"The Death of Jack Hamilton" is a true crime story written by Stephen King. The story was originally published in the 24/31 December 2001 issue of The New Yorker, and was later included in King's own 2002 collection Everything's Eventual.
The story is written in the first-person.
Homer Van Meter, a member of John Dillinger's gang, tells of the slow, painful death of fellow gangmember Jack Hamilton. Van Meter begins by describing Dillinger's death outside the Biograph Theater at the hands of Melvin Purvis's men (who is referenced several times throughout the story as the character's nemesis), as well as addressing the theory that it wasn't actually Dillinger that was killed.

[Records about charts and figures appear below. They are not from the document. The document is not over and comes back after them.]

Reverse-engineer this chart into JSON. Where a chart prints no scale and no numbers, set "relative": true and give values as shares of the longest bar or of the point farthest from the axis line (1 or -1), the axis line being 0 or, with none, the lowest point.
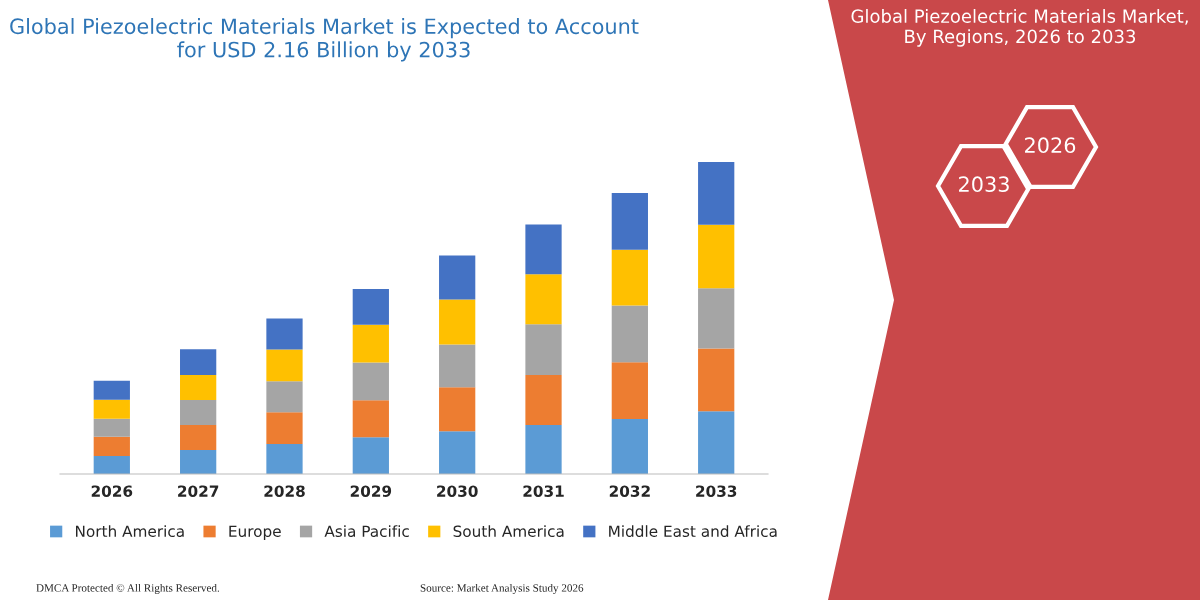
{
  "chart_data": {
    "type": "bar",
    "stacked": true,
    "relative": true,
    "title": "Global Piezoelectric Materials Market is Expected to Account for USD 2.16 Billion by 2033",
    "categories": [
      "2026",
      "2027",
      "2028",
      "2029",
      "2030",
      "2031",
      "2032",
      "2033"
    ],
    "series": [
      {
        "name": "North America",
        "color": "#5b9bd5",
        "values": [
          0.058,
          0.077,
          0.096,
          0.118,
          0.137,
          0.157,
          0.176,
          0.201
        ]
      },
      {
        "name": "Europe",
        "color": "#ed7d31",
        "values": [
          0.061,
          0.08,
          0.102,
          0.118,
          0.141,
          0.16,
          0.182,
          0.201
        ]
      },
      {
        "name": "Asia Pacific",
        "color": "#a5a5a5",
        "values": [
          0.058,
          0.08,
          0.099,
          0.121,
          0.137,
          0.163,
          0.182,
          0.193
        ]
      },
      {
        "name": "South America",
        "color": "#ffc000",
        "values": [
          0.061,
          0.08,
          0.102,
          0.121,
          0.144,
          0.16,
          0.179,
          0.204
        ]
      },
      {
        "name": "Middle East and Africa",
        "color": "#4472c4",
        "values": [
          0.061,
          0.083,
          0.099,
          0.115,
          0.141,
          0.16,
          0.182,
          0.201
        ]
      }
    ],
    "legend": "bottom",
    "grid": false,
    "tick_labels": "x",
    "annotations": [
      "Global Piezoelectric Materials Market, By Regions, 2026 to 2033",
      "2026",
      "2033",
      "DMCA Protected © All Rights Reserved.",
      "Source: Market Analysis Study 2026"
    ]
  }
}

Van Meter debunks the theories, citing that the causes for arguments happened during his witnessing the death of Jack Hamilton. During his getaway from a shootout at the Little Bohemia Lodge in Wisconsin, Hamilton is shot by police, and the bullet lodged in his lung, eventually creating a gruesome case of gangrene. Hamilton is refused treatment by Joseph Moran, and Van Meter and Dillinger take Hamilton to stay at the home of Volney Davis and his girlfriend Rabbits, two members of Ma Barker's gang, as well as Ma's son Arthur. King's narrator spares no detail, as the man lapses into dementia before his agonizing, but merciful expiration.